Thailand and the United Kingdom have formalised a new enforcement partnership aimed at stopping illegal cannabis exports before they reach British shores. The Thailand–UK Partnership on Cannabis Border Controls and Enforcement brings together Thailand's Customs Department, the UK's National Crime Agency (NCA) and the British Embassy in Bangkok, VietnamPlus reported.
Customs Department Director-General Phantong Loykulnanta said the Thai government is determined to suppress unlawful exports to protect the country's international reputation. Legal cannabis exports are permitted only for medical purposes and require authorisation from both Thailand and the destination country.
The scale of seizures
The figures behind the partnership are stark. Between 1 October 2025 and 30 June 2026, Thailand's Customs Department recorded 3,309 cannabis seizures totalling more than 37,210 kilograms, with an estimated domestic value exceeding 474 million baht.
Of those cases, 3,266 involved attempted illegal exports rather than imports. More than 65% — 2,133 cases — were destined for the United Kingdom, accounting for nearly 14,000 kilograms of seized cannabis.
That concentration helps explain why UK agencies have pushed for deeper cooperation at Thai airports and borders. Britain remains the principal reported destination for cannabis smuggled out of Thailand, even as Thai authorities stress that recreational cannabis rules at home do not translate into a right to export.
What the partnership involves
The new framework expands existing cooperation through intelligence exchange, enhanced passenger and cargo screening, joint operational planning and specialist detection support. The aim is to improve interdiction at the point of origin rather than relying solely on seizures after couriers land in the UK.
UK involvement builds on work already under way between the NCA, Border Force, Home Office International Operations and Thai agencies including customs, immigration, tourist police and airport police.
The NCA has previously warned that British nationals caught smuggling cannabis from Thailand face new fines of 30,000 baht per kilogram — roughly £680 — with unpaid penalties potentially leading to prosecution and up to two years in prison, as Cannabis Insider reported in June. Thai Customs said that regime took effect on 17 June 2026.
Within three weeks of the penalty change, authorities arrested 71 offenders and seized more than 1.3 tonnes of cannabis, according to the Customs Department. Seized goods must be forfeited to the state in addition to any fine.
Why this matters for UK readers
For British travellers, the message is unchanged in substance if sharper in enforcement: cannabis smuggling from Thailand is treated as serious organised crime, not a low-risk shortcut around UK prohibition.

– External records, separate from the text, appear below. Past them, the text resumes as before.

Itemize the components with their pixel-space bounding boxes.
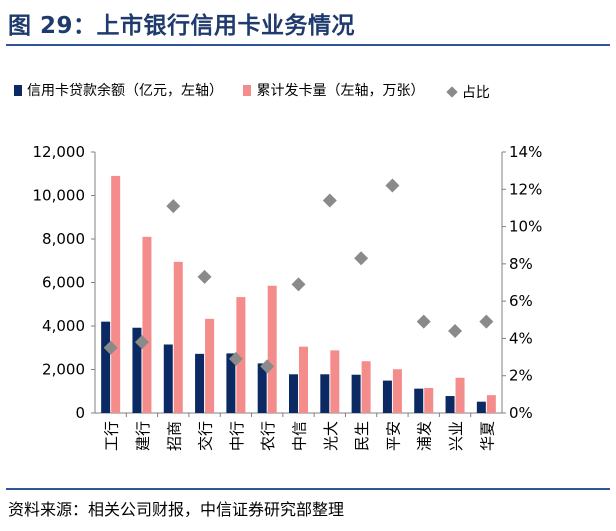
bar-cards — [424, 387, 434, 413]
left-axis-tick-label: 12,000 — [33, 143, 86, 161]
bar-cards — [392, 369, 402, 413]
point-ratio — [260, 359, 275, 374]
bar-loans — [257, 363, 267, 413]
left-axis-tick-label: 10,000 — [33, 187, 86, 205]
bar-cards — [299, 346, 308, 413]
left-axis-tick-label: 4,000 — [42, 317, 85, 335]
x-axis-tick-label: 建行 — [134, 421, 152, 451]
bar-cards — [205, 318, 215, 413]
bar-cards — [236, 297, 246, 413]
x-axis-tick-label: 浦发 — [416, 421, 434, 451]
legend-item-ratio: 占比 — [445, 82, 490, 102]
bar-loans — [476, 401, 486, 413]
left-axis-tick-label: 2,000 — [42, 361, 85, 379]
right-axis-tick-label: 0% — [509, 404, 533, 422]
right-axis-tick-label: 4% — [509, 329, 533, 347]
point-ratio — [166, 199, 181, 214]
legend-item-cards: 累计发卡量（左轴，万张） — [243, 80, 424, 100]
point-ratio — [322, 193, 337, 208]
bar-cards — [267, 285, 277, 413]
figure-title: 图 29：上市银行信用卡业务情况 — [8, 13, 356, 39]
bar-cards — [330, 350, 340, 413]
point-ratio — [197, 269, 212, 284]
point-ratio — [103, 340, 118, 355]
x-axis-tick-label: 中行 — [228, 421, 246, 451]
legend-swatch-loans — [14, 84, 22, 96]
x-axis-tick-label: 招商 — [165, 421, 183, 451]
source-divider — [6, 488, 610, 490]
bar-cards — [173, 261, 183, 413]
bank-credit-card-chart: 0 2,000 4,000 6,000 8,000 10,000 12,000 0% 2% 4% 6… — [33, 143, 543, 451]
right-axis-tick-label: 6% — [509, 292, 533, 310]
point-ratio — [354, 251, 369, 266]
x-axis-tick-label: 中信 — [291, 421, 309, 451]
left-axis-tick-label: 0 — [75, 404, 85, 422]
x-axis-tick-label: 光大 — [322, 421, 340, 451]
bar-loans — [320, 374, 330, 413]
point-ratio — [448, 323, 463, 338]
point-ratio — [291, 277, 306, 292]
bar-cards — [455, 377, 465, 413]
left-axis-tick-label: 6,000 — [42, 274, 85, 292]
bar-cards — [486, 395, 496, 413]
figure-source: 资料来源：相关公司财报，中信证券研究部整理 — [8, 500, 345, 519]
x-axis-tick-label: 农行 — [259, 421, 277, 451]
bar-loans — [226, 353, 236, 413]
right-axis-tick-label: 14% — [509, 143, 542, 161]
point-ratio — [479, 314, 494, 329]
legend-label-loans: 信用卡贷款余额（亿元，左轴） — [27, 83, 223, 99]
bar-loans — [163, 344, 173, 413]
legend-label-ratio: 占比 — [461, 84, 490, 101]
bar-loans — [414, 388, 424, 413]
legend-diamond-icon — [446, 85, 458, 98]
legend-label-cards: 累计发卡量（左轴，万张） — [256, 83, 425, 99]
x-axis-tick-label: 交行 — [197, 421, 215, 451]
bar-loans — [132, 327, 142, 413]
x-axis-tick-label: 民生 — [353, 421, 371, 451]
right-axis-tick-label: 12% — [509, 180, 542, 198]
right-axis-tick-label: 8% — [509, 255, 533, 273]
bar-cards — [142, 236, 152, 413]
bar-loans — [289, 374, 298, 413]
point-ratio — [134, 335, 149, 350]
right-axis-tick-label: 10% — [509, 218, 542, 236]
x-axis-tick-label: 工行 — [103, 421, 121, 451]
legend-swatch-cards — [243, 84, 252, 96]
bar-loans — [101, 321, 111, 413]
x-axis-tick-label: 平安 — [384, 421, 402, 451]
bar-cards — [361, 361, 371, 413]
bar-loans — [445, 396, 455, 413]
title-divider — [6, 44, 610, 46]
right-axis-tick-label: 2% — [509, 367, 533, 385]
x-axis-tick-label: 华夏 — [478, 421, 496, 451]
bar-loans — [195, 353, 205, 413]
left-axis-tick-label: 8,000 — [42, 230, 85, 248]
legend-item-loans: 信用卡贷款余额（亿元，左轴） — [14, 80, 223, 100]
point-ratio — [228, 351, 243, 366]
x-axis-tick-label: 兴业 — [447, 421, 465, 451]
chart-legend: 信用卡贷款余额（亿元，左轴） 累计发卡量（左轴，万张） 占比 — [14, 80, 506, 102]
point-ratio — [385, 178, 400, 193]
bar-loans — [351, 374, 361, 413]
bar-cards — [111, 175, 121, 413]
bar-loans — [382, 380, 392, 413]
point-ratio — [416, 314, 431, 329]
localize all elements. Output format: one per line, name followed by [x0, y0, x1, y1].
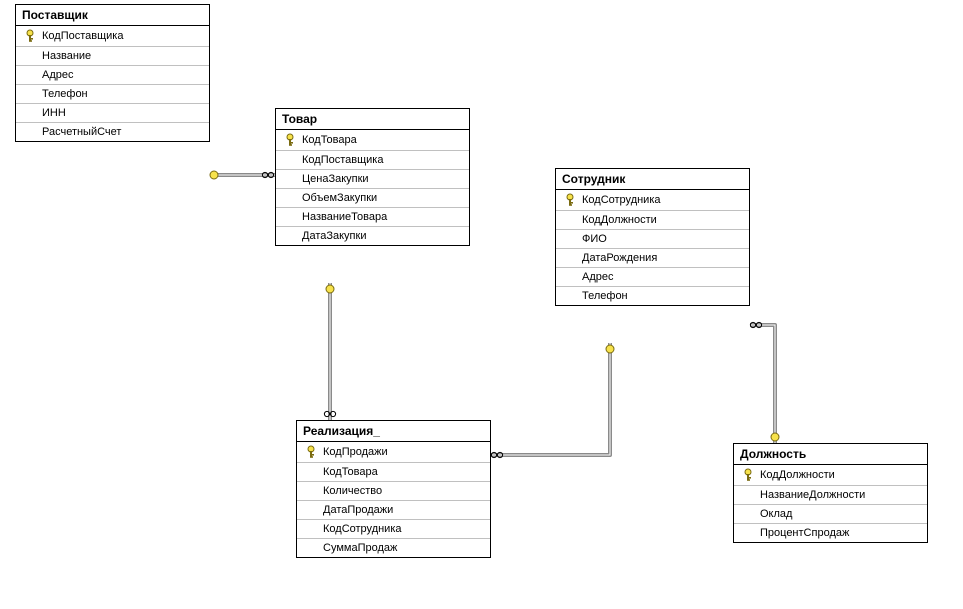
column-row[interactable]: КодСотрудника [297, 520, 490, 539]
column-name: Оклад [756, 508, 792, 520]
column-name: ИНН [38, 107, 66, 119]
column-row[interactable]: ФИО [556, 230, 749, 249]
entity-title: Сотрудник [556, 169, 749, 190]
column-row[interactable]: Адрес [556, 268, 749, 287]
column-name: ДатаРождения [578, 252, 657, 264]
primary-key-icon [282, 133, 298, 147]
column-name: КодСотрудника [578, 194, 661, 206]
column-row[interactable]: НазваниеДолжности [734, 486, 927, 505]
column-row[interactable]: ОбъемЗакупки [276, 189, 469, 208]
column-row[interactable]: СуммаПродаж [297, 539, 490, 557]
column-name: КодТовара [319, 466, 378, 478]
column-row[interactable]: КодПоставщика [276, 151, 469, 170]
column-row[interactable]: КодПоставщика [16, 26, 209, 47]
column-name: КодСотрудника [319, 523, 402, 535]
column-row[interactable]: ЦенаЗакупки [276, 170, 469, 189]
column-row[interactable]: Телефон [16, 85, 209, 104]
column-name: КодПоставщика [298, 154, 383, 166]
column-name: ПроцентСпродаж [756, 527, 849, 539]
column-row[interactable]: КодДолжности [734, 465, 927, 486]
entity-body: КодПоставщика Название Адрес Телефон ИНН Расч… [16, 26, 209, 141]
column-row[interactable]: КодДолжности [556, 211, 749, 230]
entity-title: Поставщик [16, 5, 209, 26]
entity-employee[interactable]: Сотрудник КодСотрудника КодДолжности ФИО Да… [555, 168, 750, 306]
column-row[interactable]: РасчетныйСчет [16, 123, 209, 141]
primary-key-icon [562, 193, 578, 207]
column-name: Количество [319, 485, 382, 497]
column-row[interactable]: ПроцентСпродаж [734, 524, 927, 542]
column-name: КодТовара [298, 134, 357, 146]
column-name: ЦенаЗакупки [298, 173, 369, 185]
entity-sale[interactable]: Реализация_ КодПродажи КодТовара Количеств… [296, 420, 491, 558]
primary-key-icon [303, 445, 319, 459]
entity-title: Должность [734, 444, 927, 465]
column-row[interactable]: Количество [297, 482, 490, 501]
entity-body: КодПродажи КодТовара Количество ДатаПродажи… [297, 442, 490, 557]
column-name: НазваниеДолжности [756, 489, 865, 501]
entity-position[interactable]: Должность КодДолжности НазваниеДолжности О… [733, 443, 928, 543]
column-name: Телефон [578, 290, 628, 302]
entity-supplier[interactable]: Поставщик КодПоставщика Название Адрес Теле… [15, 4, 210, 142]
column-name: СуммаПродаж [319, 542, 397, 554]
column-row[interactable]: Адрес [16, 66, 209, 85]
column-row[interactable]: Оклад [734, 505, 927, 524]
column-name: Название [38, 50, 91, 62]
column-name: КодДолжности [578, 214, 657, 226]
entity-product[interactable]: Товар КодТовара КодПоставщика ЦенаЗакупки О… [275, 108, 470, 246]
column-name: НазваниеТовара [298, 211, 387, 223]
column-name: ДатаЗакупки [298, 230, 366, 242]
entity-body: КодДолжности НазваниеДолжности Оклад Процен… [734, 465, 927, 542]
column-name: ОбъемЗакупки [298, 192, 377, 204]
column-row[interactable]: ДатаРождения [556, 249, 749, 268]
entity-title: Реализация_ [297, 421, 490, 442]
column-row[interactable]: КодСотрудника [556, 190, 749, 211]
primary-key-icon [740, 468, 756, 482]
column-name: КодДолжности [756, 469, 835, 481]
column-name: Телефон [38, 88, 88, 100]
column-row[interactable]: КодПродажи [297, 442, 490, 463]
column-row[interactable]: КодТовара [297, 463, 490, 482]
entity-body: КодТовара КодПоставщика ЦенаЗакупки ОбъемЗа… [276, 130, 469, 245]
column-row[interactable]: ДатаПродажи [297, 501, 490, 520]
column-name: ФИО [578, 233, 607, 245]
column-row[interactable]: НазваниеТовара [276, 208, 469, 227]
entity-body: КодСотрудника КодДолжности ФИО ДатаРождения… [556, 190, 749, 305]
column-name: КодПродажи [319, 446, 388, 458]
column-name: Адрес [38, 69, 74, 81]
column-name: Адрес [578, 271, 614, 283]
column-name: РасчетныйСчет [38, 126, 121, 138]
primary-key-icon [22, 29, 38, 43]
column-row[interactable]: КодТовара [276, 130, 469, 151]
column-name: КодПоставщика [38, 30, 123, 42]
column-row[interactable]: ДатаЗакупки [276, 227, 469, 245]
entity-title: Товар [276, 109, 469, 130]
column-row[interactable]: Телефон [556, 287, 749, 305]
column-name: ДатаПродажи [319, 504, 393, 516]
column-row[interactable]: ИНН [16, 104, 209, 123]
diagram-canvas: Поставщик КодПоставщика Название Адрес Теле… [0, 0, 963, 609]
column-row[interactable]: Название [16, 47, 209, 66]
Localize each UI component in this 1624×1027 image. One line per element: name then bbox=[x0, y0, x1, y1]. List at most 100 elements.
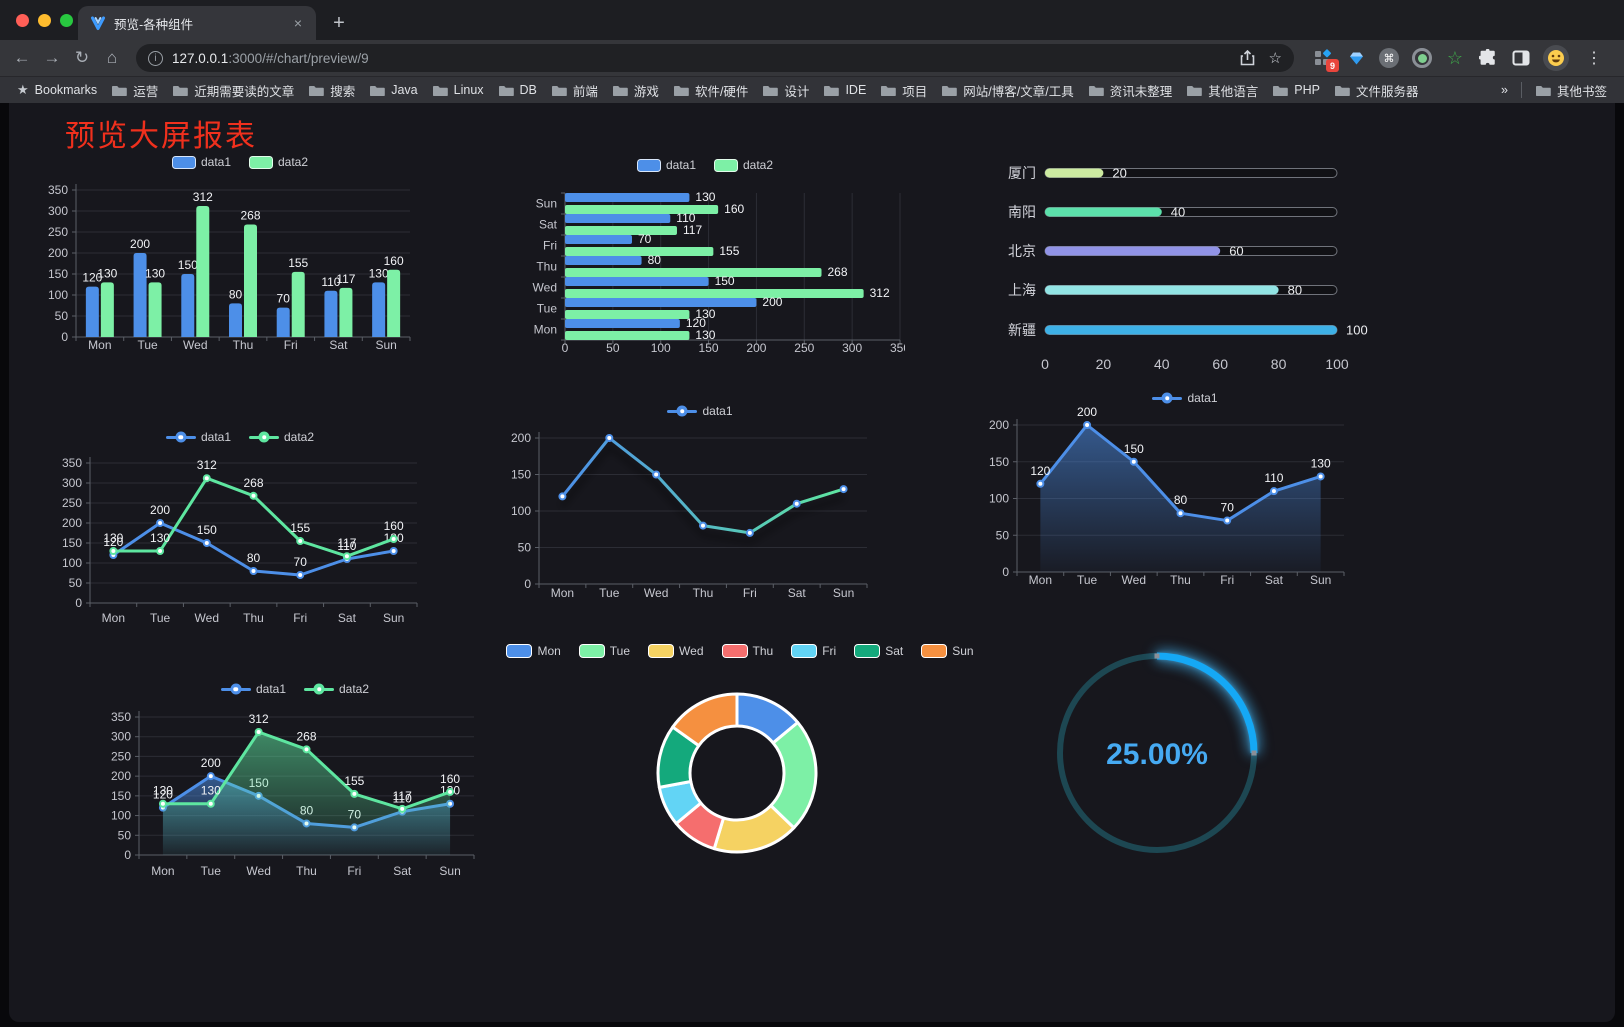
legend-line-marker bbox=[165, 431, 196, 443]
chart-gauge-percent[interactable]: 25.00% bbox=[1040, 635, 1280, 890]
bookmark-folder[interactable]: 运营 bbox=[104, 78, 165, 103]
bookmark-folder[interactable]: 其他语言 bbox=[1179, 78, 1265, 103]
bookmark-folder[interactable]: 软件/硬件 bbox=[666, 78, 755, 103]
bookmark-folder-label: 资讯未整理 bbox=[1109, 84, 1173, 99]
legend-item-data2[interactable]: data2 bbox=[249, 155, 308, 169]
command-extension-icon[interactable]: ⌘ bbox=[1378, 47, 1400, 69]
bookmark-folder[interactable]: DB bbox=[491, 80, 544, 100]
legend-item-Thu[interactable]: Thu bbox=[721, 644, 773, 658]
bookmark-folder-label: 文件服务器 bbox=[1355, 84, 1419, 99]
chart-canvas-area-single[interactable]: 0 50 100 150 200 Mon Tue Wed Thu Fri Sat Sun 120 200 1… bbox=[985, 388, 1385, 603]
bookmark-star-icon[interactable]: ☆ bbox=[1268, 50, 1282, 67]
window-close-button[interactable] bbox=[16, 14, 29, 27]
bookmark-folder-label: Linux bbox=[453, 83, 484, 97]
chart-legend: Mon Tue Wed Thu Fri Sat Sun bbox=[506, 641, 974, 661]
chart-canvas-grouped-bar-vertical[interactable]: 0 50 100 150 200 250 300 350 Mon Tue Wed Thu Fri Sat S… bbox=[40, 148, 440, 373]
bookmarks-overflow-button[interactable]: » bbox=[1501, 83, 1508, 97]
browser-menu-button[interactable]: ⋮ bbox=[1586, 50, 1602, 67]
window-minimize-button[interactable] bbox=[38, 14, 51, 27]
bookmark-folder[interactable]: IDE bbox=[816, 80, 873, 100]
legend-item-data2[interactable]: data2 bbox=[249, 430, 314, 444]
chart-donut-pie[interactable]: Mon Tue Wed Thu Fri Sat Sun bbox=[506, 635, 974, 890]
svg-text:300: 300 bbox=[842, 341, 862, 355]
recorder-extension-icon[interactable] bbox=[1411, 47, 1433, 69]
side-panel-button[interactable] bbox=[1510, 47, 1532, 69]
bookmark-folder[interactable]: 文件服务器 bbox=[1327, 78, 1426, 103]
legend-item-data1[interactable]: data1 bbox=[165, 430, 231, 444]
svg-text:Fri: Fri bbox=[1220, 573, 1234, 587]
legend-item-data1[interactable]: data1 bbox=[636, 158, 696, 172]
svg-text:200: 200 bbox=[130, 237, 150, 251]
chart-canvas-gauge-percent[interactable]: 25.00% bbox=[1040, 635, 1280, 890]
bookmark-folder[interactable]: 项目 bbox=[873, 78, 934, 103]
legend-item-data1[interactable]: data1 bbox=[667, 404, 733, 418]
bookmark-folder[interactable]: 资讯未整理 bbox=[1081, 78, 1180, 103]
legend-item-data2[interactable]: data2 bbox=[714, 158, 773, 172]
svg-text:100: 100 bbox=[651, 341, 671, 355]
legend-item-data1[interactable]: data1 bbox=[220, 682, 286, 696]
legend-line-marker bbox=[220, 683, 251, 695]
bookmark-folder[interactable]: Linux bbox=[425, 80, 491, 100]
extensions-button[interactable] bbox=[1477, 47, 1499, 69]
home-button[interactable]: ⌂ bbox=[106, 48, 118, 67]
chart-line-two-series[interactable]: data1 data2 0 50 100 150 200 250 300 350 Mon Tue Wed… bbox=[40, 425, 440, 640]
legend-item-Mon[interactable]: Mon bbox=[506, 644, 561, 658]
legend-label: data1 bbox=[1187, 391, 1218, 405]
bookmark-folder-label: 软件/硬件 bbox=[694, 84, 749, 99]
bookmark-folder[interactable]: 前端 bbox=[544, 78, 605, 103]
legend-swatch bbox=[578, 644, 605, 658]
bookmark-folder[interactable]: 搜索 bbox=[301, 78, 362, 103]
svg-text:Wed: Wed bbox=[183, 338, 207, 352]
window-zoom-button[interactable] bbox=[60, 14, 73, 27]
url-bar[interactable]: i 127.0.0.1:3000/#/chart/preview/9 ☆ bbox=[136, 44, 1294, 72]
bookmark-folder[interactable]: Java bbox=[362, 80, 424, 100]
svg-text:155: 155 bbox=[290, 521, 310, 535]
legend-item-Fri[interactable]: Fri bbox=[791, 644, 836, 658]
chart-canvas-line-gradient[interactable]: 0 50 100 150 200 Mon Tue Wed Thu Fri Sat Sun bbox=[500, 400, 900, 615]
chart-canvas-donut-pie[interactable] bbox=[540, 635, 940, 890]
legend-item-data1[interactable]: data1 bbox=[171, 155, 231, 169]
bookmark-folder[interactable]: 近期需要读的文章 bbox=[165, 78, 301, 103]
chart-line-gradient[interactable]: data1 0 50 100 150 200 Mon Tue Wed Thu Fri Sat Sun bbox=[500, 400, 900, 615]
chart-grouped-bar-vertical[interactable]: data1 data2 0 50 100 150 200 250 300 350 Mon Tue Wed… bbox=[40, 148, 440, 373]
legend-item-Sat[interactable]: Sat bbox=[854, 644, 903, 658]
legend-label: Mon bbox=[537, 644, 561, 658]
svg-text:200: 200 bbox=[1077, 405, 1097, 419]
reload-button[interactable]: ↻ bbox=[74, 48, 90, 67]
legend-item-Sun[interactable]: Sun bbox=[921, 644, 974, 658]
bookmark-folder[interactable]: 设计 bbox=[755, 78, 816, 103]
legend-swatch bbox=[171, 155, 196, 169]
chart-city-progress[interactable]: 厦门 20 南阳 40 北京 60 上海 80 新疆 100 0 20 40 60 80 100 bbox=[990, 148, 1390, 388]
bookmark-folder[interactable]: PHP bbox=[1265, 80, 1327, 100]
site-info-icon[interactable]: i bbox=[148, 50, 163, 66]
profile-avatar[interactable] bbox=[1543, 45, 1569, 71]
legend-item-data2[interactable]: data2 bbox=[304, 682, 369, 696]
chart-canvas-line-two-series[interactable]: 0 50 100 150 200 250 300 350 Mon Tue Wed Thu Fri Sat S… bbox=[40, 425, 440, 640]
forward-button[interactable]: → bbox=[43, 48, 61, 67]
star-extension-icon[interactable]: ☆ bbox=[1444, 47, 1466, 69]
other-bookmarks-button[interactable]: 其他书签 bbox=[1528, 78, 1614, 103]
gem-extension-icon[interactable] bbox=[1345, 47, 1367, 69]
share-icon[interactable] bbox=[1240, 50, 1255, 66]
legend-item-Wed[interactable]: Wed bbox=[648, 644, 704, 658]
tab-manager-extension-icon[interactable]: 9 bbox=[1312, 47, 1339, 72]
browser-tab[interactable]: 预览-各种组件 × bbox=[78, 6, 316, 40]
chart-canvas-city-progress[interactable]: 厦门 20 南阳 40 北京 60 上海 80 新疆 100 0 20 40 60 80 100 bbox=[990, 148, 1390, 388]
legend-swatch bbox=[249, 155, 273, 169]
chart-area-single[interactable]: data1 0 50 100 150 200 Mon Tue Wed Thu Fri Sat Sun 12… bbox=[985, 388, 1385, 603]
new-tab-button[interactable]: + bbox=[333, 11, 345, 34]
chart-grouped-bar-horizontal[interactable]: data1 data2 0 50 100 150 200 250 300 350 Sun 130 160… bbox=[505, 148, 905, 378]
legend-label: data1 bbox=[200, 155, 231, 169]
tab-close-button[interactable]: × bbox=[293, 15, 302, 31]
svg-text:Thu: Thu bbox=[1170, 573, 1191, 587]
chart-canvas-area-two-series[interactable]: 0 50 100 150 200 250 300 350 Mon Tue Wed Thu Fri Sat S… bbox=[95, 675, 495, 890]
chart-area-two-series[interactable]: data1 data2 0 50 100 150 200 250 300 350 Mon Tue Wed… bbox=[95, 675, 495, 890]
bookmarks-manager-button[interactable]: ★ Bookmarks bbox=[10, 79, 104, 101]
legend-item-Tue[interactable]: Tue bbox=[578, 644, 630, 658]
back-button[interactable]: ← bbox=[13, 48, 31, 67]
legend-item-data1[interactable]: data1 bbox=[1152, 391, 1218, 405]
bookmark-folder[interactable]: 网站/博客/文章/工具 bbox=[934, 78, 1080, 103]
bookmark-folder-label: 项目 bbox=[902, 84, 928, 99]
bookmark-folder[interactable]: 游戏 bbox=[605, 78, 666, 103]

The NCA has also supported intelligence-sharing that allows details of couriers convicted in Britain to be passed to Thai immigration, with some offenders subsequently denied re-entry to Thailand. UK Foreign Office travel advice has been updated to reflect the tougher penalties.
The partnership does not affect lawful medical cannabis prescribing in Britain, where patients may obtain regulated products through specialist clinicians. It targets illicit export and import chains that sit outside any medical or export-licensing framework.
NCA representatives thanked the Thai government for strengthening cooperation and said the arrangement should help reduce illegal cannabis smuggling into the UK.
Outlook
Phantong said Thailand's Customs Department will continue integrating domestic and international agencies to strengthen border control and transnational crime enforcement. With more than 37 tonnes seized in under a year and the UK implicated in most export cases, the joint programme is likely to remain a fixture of British–Thai law enforcement cooperation for the foreseeable future.
Reporting based on coverage in VietnamPlus, the NCA and Thai Customs announcements, July 2026.